There’s never been any doubt that if you invest $5 million or $10 million into a small, isolated African village, you will see positive results. It’s called charity and it works and it’s good — but it’s not the same thing as economic development.
People who work in the field of development wrestle with something larger: How can economic development take root and be sustained in desolate, desperate places with no roads or power or water, where people are illiterate and unlikely to live past the age of 55? Can people be lifted out of poverty, as Jeffrey Sachs puts it, or do they have to lift themselves? What’s the best way to connect a dirt-poor, rural African village to the global economy of the 21st century? And what is the point of a bumper crop if there are no buyers for that crop?
I wish I had the answers to those questions, but I don’t. And as far as I can tell after six years of reporting on the subject, neither does anyone else. Not yet anyway.
Can the Millennium Villages Project still have a happy ending?
That depends on your definition of a happy ending.
A few years ago, I interviewed George Soros about his decision to invest $50 million in the Millennium Villages Project. What if the MVP wasn’t the solution to global poverty? Wasn’t his investment a huge risk? I asked. Soros shrugged.
“As a humanitarian action, it was a good investment on its own,” he replied. “But if it succeeded, then of course you’d get a reward that would be way out of proportion to the investment made.”

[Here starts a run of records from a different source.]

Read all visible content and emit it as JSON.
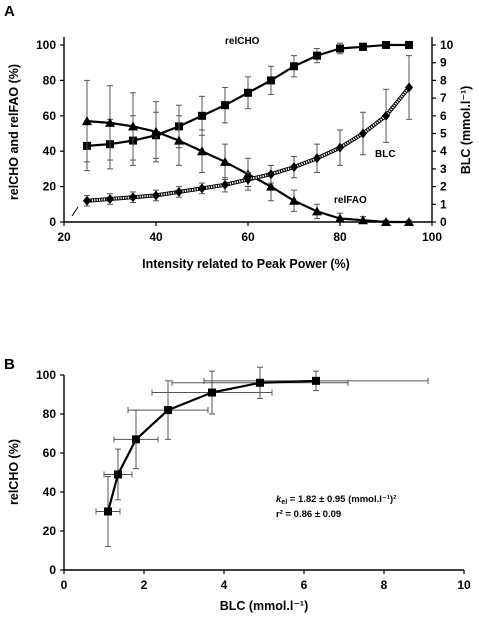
{
  "chart_data": [
    {
      "panel": "A",
      "type": "line",
      "xlabel": "Intensity related to Peak Power (%)",
      "ylabel_left": "relCHO and relFAO (%)",
      "ylabel_right": "BLC (mmol.l⁻¹)",
      "xlim": [
        20,
        100
      ],
      "xticks": [
        20,
        40,
        60,
        80,
        100
      ],
      "ylim_left": [
        0,
        100
      ],
      "yticks_left": [
        0,
        20,
        40,
        60,
        80,
        100
      ],
      "ylim_right": [
        0,
        10
      ],
      "yticks_right": [
        0,
        1,
        2,
        3,
        4,
        5,
        6,
        7,
        8,
        9,
        10
      ],
      "grid": false,
      "series": [
        {
          "name": "relCHO",
          "axis": "left",
          "marker": "square",
          "x": [
            25,
            30,
            35,
            40,
            45,
            50,
            55,
            60,
            65,
            70,
            75,
            80,
            85,
            90,
            95
          ],
          "y": [
            43,
            44,
            46,
            49,
            54,
            60,
            66,
            73,
            80,
            88,
            94,
            98,
            99,
            100,
            100
          ],
          "err": [
            14,
            14,
            14,
            13,
            12,
            11,
            10,
            9,
            8,
            6,
            4,
            3,
            2,
            1,
            1
          ]
        },
        {
          "name": "relFAO",
          "axis": "left",
          "marker": "triangle",
          "x": [
            25,
            30,
            35,
            40,
            45,
            50,
            55,
            60,
            65,
            70,
            75,
            80,
            85,
            90,
            95
          ],
          "y": [
            57,
            56,
            54,
            51,
            46,
            40,
            34,
            27,
            20,
            12,
            6,
            2,
            1,
            0,
            0
          ],
          "err": [
            23,
            21,
            19,
            17,
            14,
            12,
            10,
            9,
            8,
            6,
            4,
            3,
            2,
            1,
            1
          ]
        },
        {
          "name": "BLC",
          "axis": "right",
          "marker": "diamond",
          "x": [
            25,
            30,
            35,
            40,
            45,
            50,
            55,
            60,
            65,
            70,
            75,
            80,
            85,
            90,
            95
          ],
          "y": [
            1.2,
            1.3,
            1.4,
            1.5,
            1.7,
            1.9,
            2.1,
            2.4,
            2.7,
            3.1,
            3.6,
            4.2,
            5.0,
            6.0,
            7.6
          ],
          "err": [
            0.3,
            0.3,
            0.3,
            0.3,
            0.3,
            0.3,
            0.4,
            0.4,
            0.5,
            0.6,
            0.8,
            1.0,
            1.2,
            1.5,
            1.8
          ]
        }
      ],
      "annotations": [
        {
          "text": "relCHO",
          "x": 44,
          "y": 97,
          "axis": "left"
        },
        {
          "text": "BLC",
          "x": 83,
          "y": 40,
          "axis": "left"
        },
        {
          "text": "relFAO",
          "x": 78,
          "y": 11,
          "axis": "left"
        }
      ]
    },
    {
      "panel": "B",
      "type": "scatter",
      "xlabel": "BLC (mmol.l⁻¹)",
      "ylabel": "relCHO (%)",
      "xlim": [
        0,
        10
      ],
      "xticks": [
        0,
        2,
        4,
        6,
        8,
        10
      ],
      "ylim": [
        0,
        100
      ],
      "yticks": [
        0,
        20,
        40,
        60,
        80,
        100
      ],
      "grid": false,
      "points": {
        "x": [
          1.1,
          1.35,
          1.8,
          2.6,
          3.7,
          4.9,
          6.3
        ],
        "y": [
          30,
          49,
          67,
          82,
          91,
          96,
          97
        ],
        "xerr": [
          0.3,
          0.35,
          0.55,
          1.0,
          1.5,
          2.2,
          2.8
        ],
        "yerr": [
          18,
          13,
          15,
          15,
          11,
          8,
          5
        ]
      },
      "fit_curve": {
        "type": "fitted line"
      },
      "annotation_line1": "kel = 1.82 ± 0.95 (mmol.l⁻¹)²",
      "annotation_line2": "r² = 0.86 ± 0.09"
    }
  ],
  "labels": {
    "panel_a": "A",
    "panel_b": "B",
    "a_xlabel": "Intensity related to Peak Power (%)",
    "a_ylabel_left": "relCHO and relFAO (%)",
    "a_ylabel_right": "BLC (mmol.l⁻¹)",
    "a_label_relcho": "relCHO",
    "a_label_blc": "BLC",
    "a_label_relfao": "relFAO",
    "b_xlabel": "BLC (mmol.l⁻¹)",
    "b_ylabel": "relCHO (%)",
    "b_annot_k": "k",
    "b_annot_k_sub": "el",
    "b_annot_k_rest": " = 1.82 ± 0.95 (mmol.l⁻¹)²",
    "b_annot_r2": "r² = 0.86 ± 0.09"
  }
}
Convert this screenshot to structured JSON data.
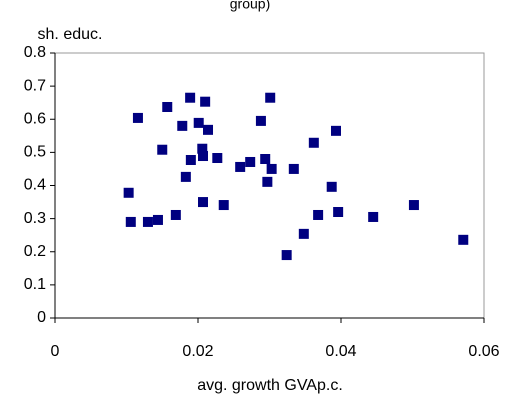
{
  "chart_data": {
    "type": "scatter",
    "title": "group)",
    "x_label": "avg. growth GVAp.c.",
    "y_label": "sh. educ.",
    "color": "#000080",
    "x": [
      0.0103,
      0.0106,
      0.0116,
      0.013,
      0.0144,
      0.015,
      0.0157,
      0.0169,
      0.0178,
      0.0183,
      0.0189,
      0.019,
      0.0201,
      0.0206,
      0.0207,
      0.0207,
      0.021,
      0.0214,
      0.0227,
      0.0236,
      0.0259,
      0.0273,
      0.0288,
      0.0294,
      0.0297,
      0.0301,
      0.0303,
      0.0324,
      0.0334,
      0.0348,
      0.0362,
      0.0368,
      0.0387,
      0.0393,
      0.0396,
      0.0445,
      0.0502,
      0.0571
    ],
    "values": [
      0.378,
      0.29,
      0.604,
      0.29,
      0.296,
      0.508,
      0.637,
      0.311,
      0.58,
      0.426,
      0.665,
      0.477,
      0.589,
      0.511,
      0.489,
      0.35,
      0.653,
      0.568,
      0.483,
      0.341,
      0.456,
      0.471,
      0.595,
      0.48,
      0.411,
      0.665,
      0.45,
      0.19,
      0.45,
      0.254,
      0.529,
      0.311,
      0.396,
      0.565,
      0.32,
      0.305,
      0.341,
      0.236
    ],
    "xlim": [
      0,
      0.06
    ],
    "xticks": [
      0,
      0.02,
      0.04,
      0.06
    ],
    "ylim": [
      0,
      0.8
    ],
    "yticks": [
      0,
      0.1,
      0.2,
      0.3,
      0.4,
      0.5,
      0.6,
      0.7,
      0.8
    ]
  }
}
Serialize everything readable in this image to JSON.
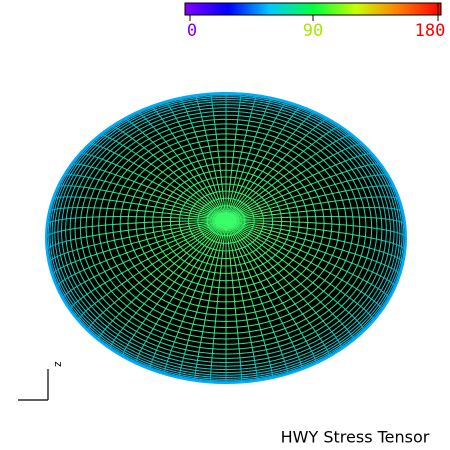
{
  "colorbar": {
    "ticks": [
      "0",
      "90",
      "180"
    ]
  },
  "axis_label": "z",
  "title": "HWY Stress Tensor"
}
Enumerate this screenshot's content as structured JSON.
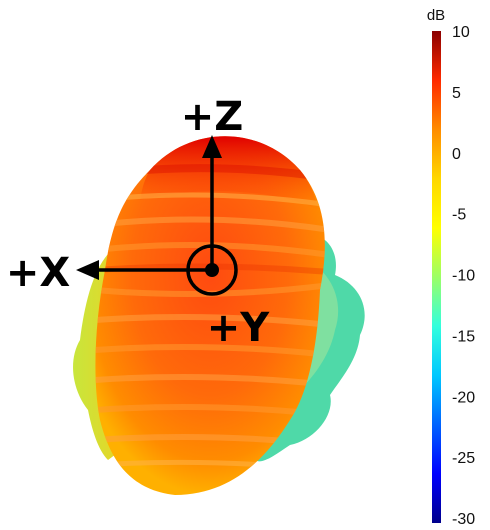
{
  "figure": {
    "axes": {
      "z_label": "+Z",
      "x_label": "+X",
      "y_label": "+Y"
    }
  },
  "colorbar": {
    "unit": "dB",
    "ticks": [
      "10",
      "5",
      "0",
      "-5",
      "-10",
      "-15",
      "-20",
      "-25",
      "-30"
    ],
    "range": [
      -30,
      10
    ],
    "colors": [
      "#8b0000",
      "#ff2a00",
      "#ff8c00",
      "#ffd700",
      "#ffff00",
      "#9cff66",
      "#33ffdd",
      "#00c8ff",
      "#0064ff",
      "#0000ff",
      "#00008b"
    ]
  }
}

Maybe Jeffrey Sachs and the MVP haven’t found the solution to global poverty. Maybe Sachs, in oversimplifying the problem and amplifying his own abilities, set himself up for failure. Nevertheless, as a “humanitarian action,” to use Soros’s term, the MVP is not a failure: People’s lives have been improved. There’s no shame in doing good — even if that good work is not “scalable.”
What is your message to aid workers, most of whom, like Jeffrey Sachs, are driven by idealism?
To use a famous quote: “Do all the good you can, by all the means you can, in all the ways you can, in all the places you can, at all the times you can, to all the people you can, as long as ever you can.”
Otherwise, really, what’s the point?